Les substances présentent dans l'air, dans les vaisseaux sanguins, et dans la sueur ont visiblement pénétré notre organisme, mais tout cela n'a plus vraiment d'importance, car il est temps de reprendre en chœur les paroles de Backwash et Eight Fivers. Une partie du public semble en effet bien jeune, et au vu de l'impact des derniers singles sur la foule, on imagine que beaucoup ont découvert le groupe avec leur nouveau nom et les impressionnants singles sortis au cours de l'année. Le pogo redouble suite au phénomène bien connu de « oh c'est trop ma chanson ! », tout le monde hurle « I spent all my money on shit clothes », et la communication du groupe se fait là, car mis à part un ou deux mots pour occuper l'espace, Gilla Band n'est pas un groupe qui parle, c'est un groupe qui vous dit son bonheur d'être ici dans le bruit, la fureur, et les hurlements.
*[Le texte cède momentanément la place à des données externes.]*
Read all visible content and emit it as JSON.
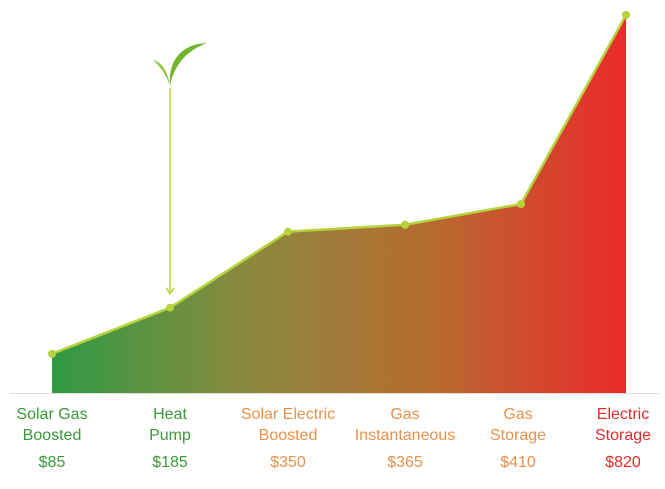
{
  "chart_data": {
    "type": "area",
    "categories": [
      [
        "Solar Gas",
        "Boosted"
      ],
      [
        "Heat",
        "Pump"
      ],
      [
        "Solar Electric",
        "Boosted"
      ],
      [
        "Gas",
        "Instantaneous"
      ],
      [
        "Gas",
        "Storage"
      ],
      [
        "Electric",
        "Storage"
      ]
    ],
    "values": [
      85,
      185,
      350,
      365,
      410,
      820
    ],
    "value_labels": [
      "$85",
      "$185",
      "$350",
      "$365",
      "$410",
      "$820"
    ],
    "ylim": [
      0,
      820
    ],
    "grid": false,
    "legend": "none",
    "label_colors": [
      "#3a9a3a",
      "#3a9a3a",
      "#e8914a",
      "#e8914a",
      "#e8914a",
      "#e52a2a"
    ],
    "gradient": [
      "#2f9a44",
      "#8a8a3e",
      "#b86a30",
      "#ea2a2a"
    ],
    "line_color": "#b5d33a",
    "marker_color": "#b5d33a",
    "highlight": {
      "category_index": 1,
      "icon": "leaf-sprout-icon"
    }
  }
}
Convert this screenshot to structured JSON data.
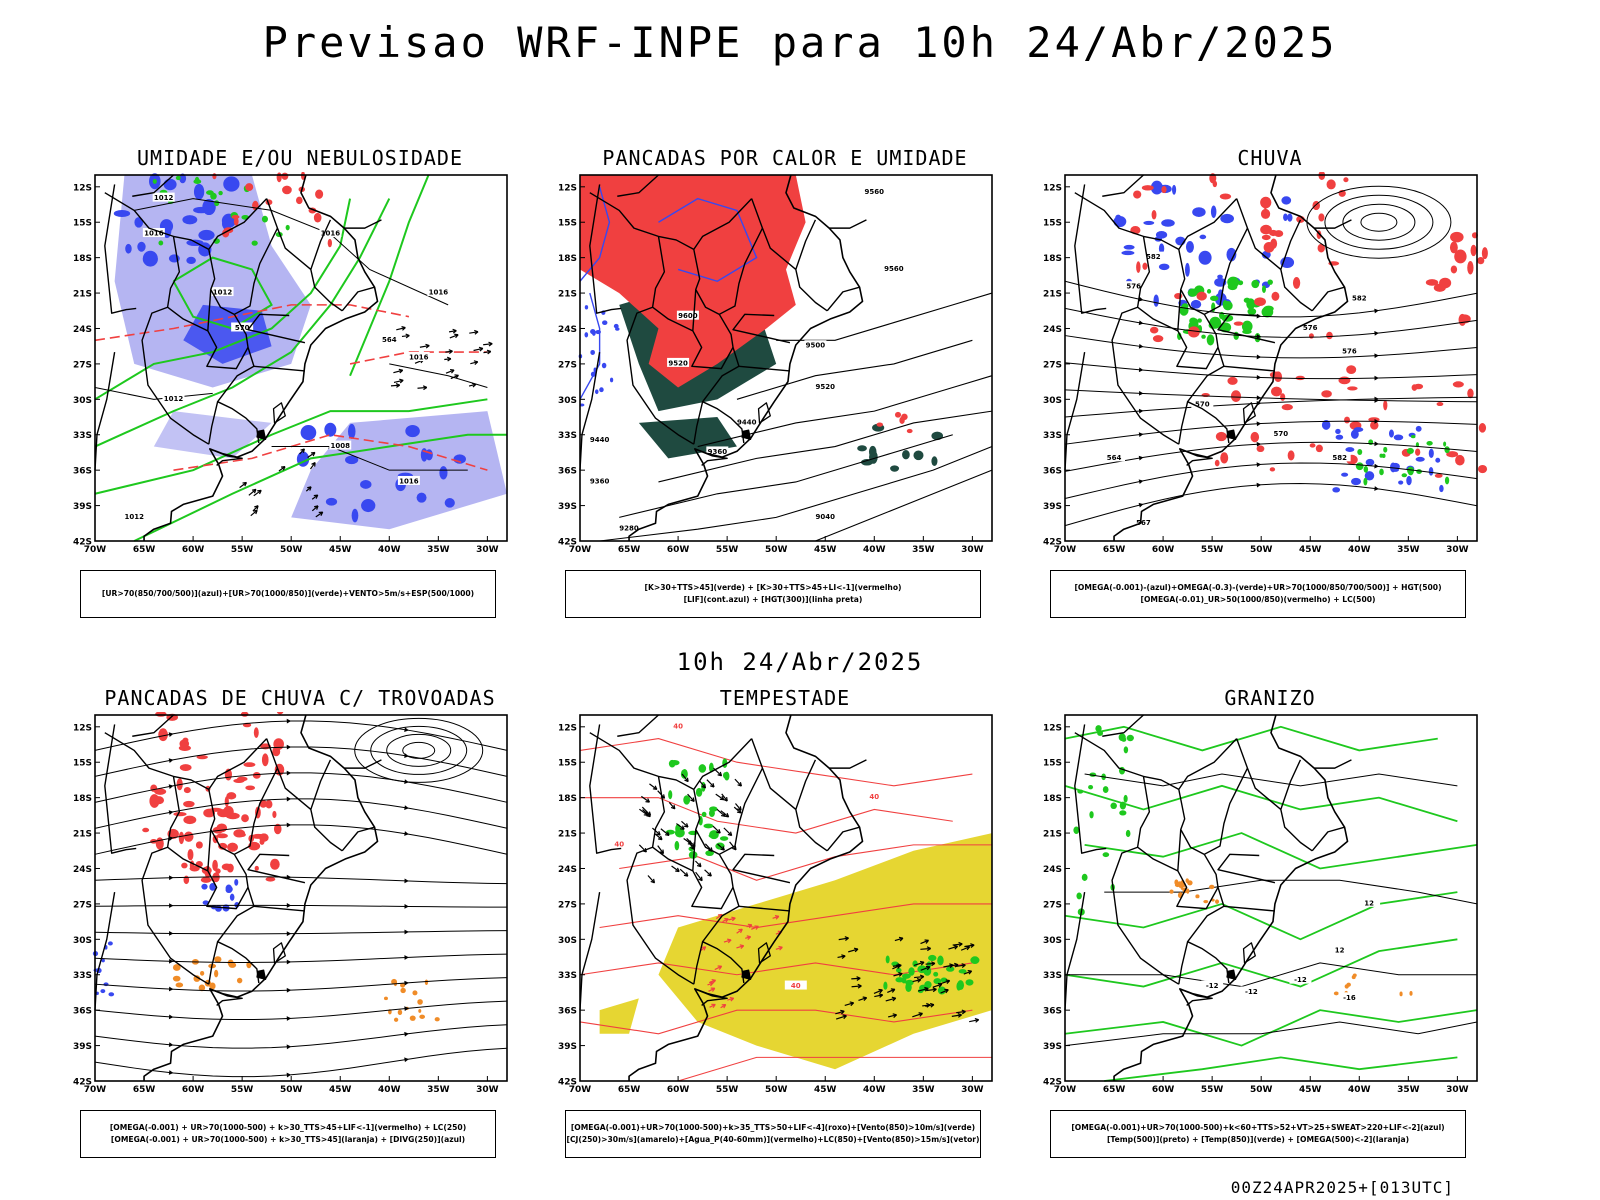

Et tiens, nous y voilà. Why They Hide Their Bodies Under My Garage?, reprise de Blawan ayant lancé la dynamique du groupe il y a quasi dix ans, sert de point final à un concert de fous, en format grand huit, une longue montée, hypnotique, suivie par deux fois, sans prévenir, d'une descente à la verticale façon saut à l'élastique. On est baladé dans un pogo possédé, il se passe sans doute des choses sur scène mais on s'en fout, et il est proprement impossible de résister à la folie qui s'empare de la foule, une folie qui nous envoie d'un bout à l'autre de la salle dans un tourbillon d'êtres humains, de flashs lumineux, et de substances hallucinogènes.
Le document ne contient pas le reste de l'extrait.